Mas calma, não é só mais uma tarifa dinâmica. A empresa alega que o valor extra serve para “melhorar a experiência do usuário” — mas, na prática, o que se vê são passageiros reclamando nas redes sociais e especialistas questionando a legalidade da medida.
Como funciona a nova taxa que está bombando na Europa
De acordo com o iG Economia, a Uber está implementando uma sobretaxa fixa em determinadas rotas e horários. O valor varia, mas já foi flagrado entre €0,50 e €2,00 por viagem. A justificativa? Investimentos em “novas funcionalidades de segurança e suporte”.
“A Uber está criando um pedágio invisível para o passageiro. É uma forma de aumentar a receita sem mexer na tarifa base, mas quem paga o pato é o consumidor final”, criticou o especialista em direito do consumidor Carlos Affonso Souza, em entrevista ao Consultor Jurídico.
Nas redes, os memes não perdoam: “Agora a Uber cobra até pra gente respirar dentro do carro?” brincou um usuário no X (antigo Twitter). Mas a piada esconde uma preocupação real: se a moda pega, o Brasil — um dos maiores mercados da empresa — pode ver a novidade desembarcar em breve.

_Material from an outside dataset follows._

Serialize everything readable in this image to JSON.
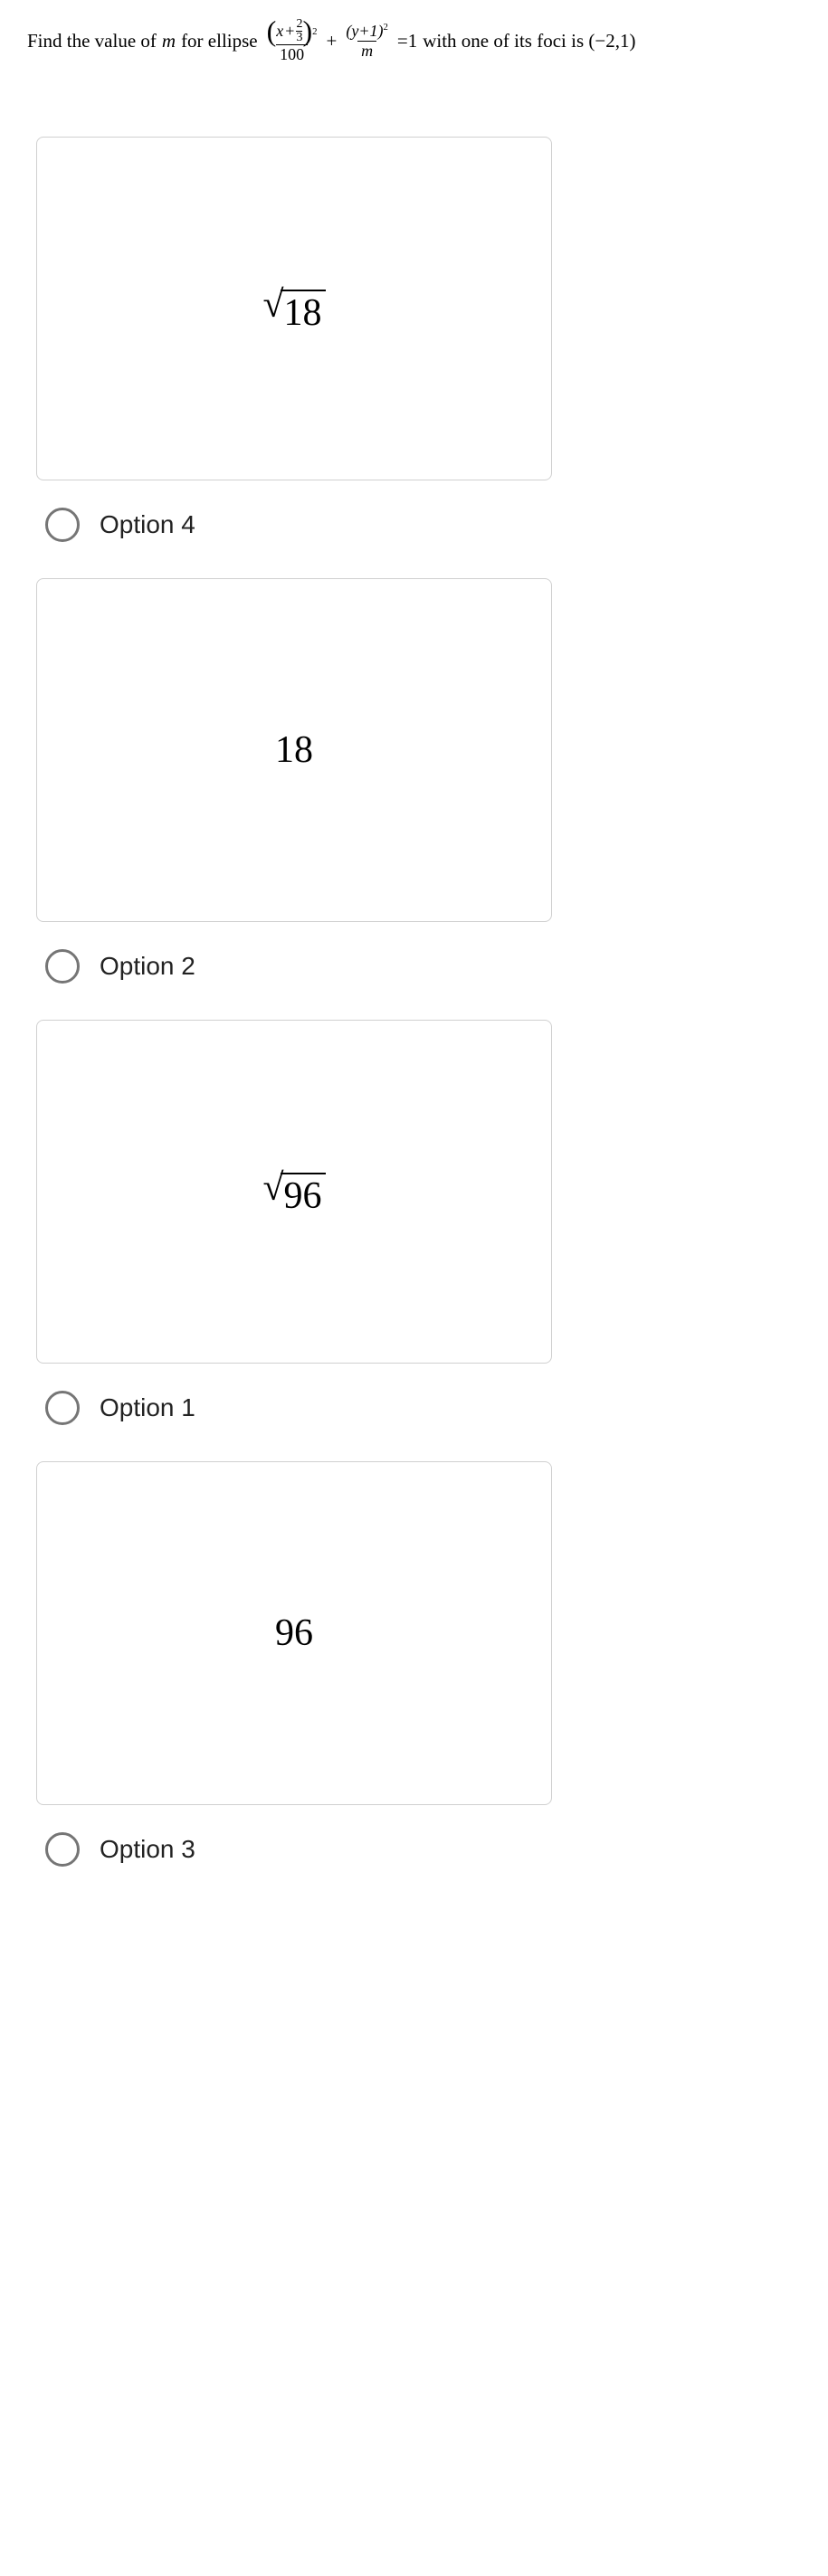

E o ‘Passe’ que obriga motorista a pagar para trabalhar?
Enquanto isso, outro assunto quente envolvendo a Uber está fervendo nos tribunais. O chamado “Passe” — uma taxa mensal que motoristas precisam pagar para ter acesso a vantagens como descontos em combustível e prioridade em corridas — foi considerado abusivo por especialistas.
“Isso é um absurdo. O motorista já arca com todos os custos do veículo e agora precisa pagar uma mensalidade para conseguir trabalhar? É um pedágio disfarçado”, disparou a advogada trabalhista Juliana Bracks em reportagem do Consultor Jurídico. A ação coletiva que tramita na Justiça pode mudar as regras do jogo — e o bolso de milhares de motoristas pelo Brasil.
O outro lado: cashback do governo com BB e Caixa
Mas nem só de polêmica vive a Uber. Em uma parceria com o programa Move Brasil, Banco do Brasil e Caixa Econômica Federal estão oferecendo cashback para quem usa o aplicativo e a 99. A ideia é incentivar a mobilidade sustentável e, de quebra, aliviar o orçamento do passageiro.
Segundo O GLOBO, os descontos podem chegar a até 15% do valor das corridas, desde que o usuário adira ao programa e cumpra algumas metas. Uma iniciativa que, por enquanto, só gera sorrisos.
O que esperar?
Enquanto a nova taxa ainda é um fantasma para o consumidor brasileiro, o histórico mostra que a Uber costuma replicar por aqui o que testa lá fora. Foi assim com o Uber Pass, com as gorjetas e com os cancelamentos pagos.
Portanto, fique de olho: a polêmica pode estar mais perto do que você imagina. E a pergunta que não quer calar: você pagaria mais caro para pedir um Uber?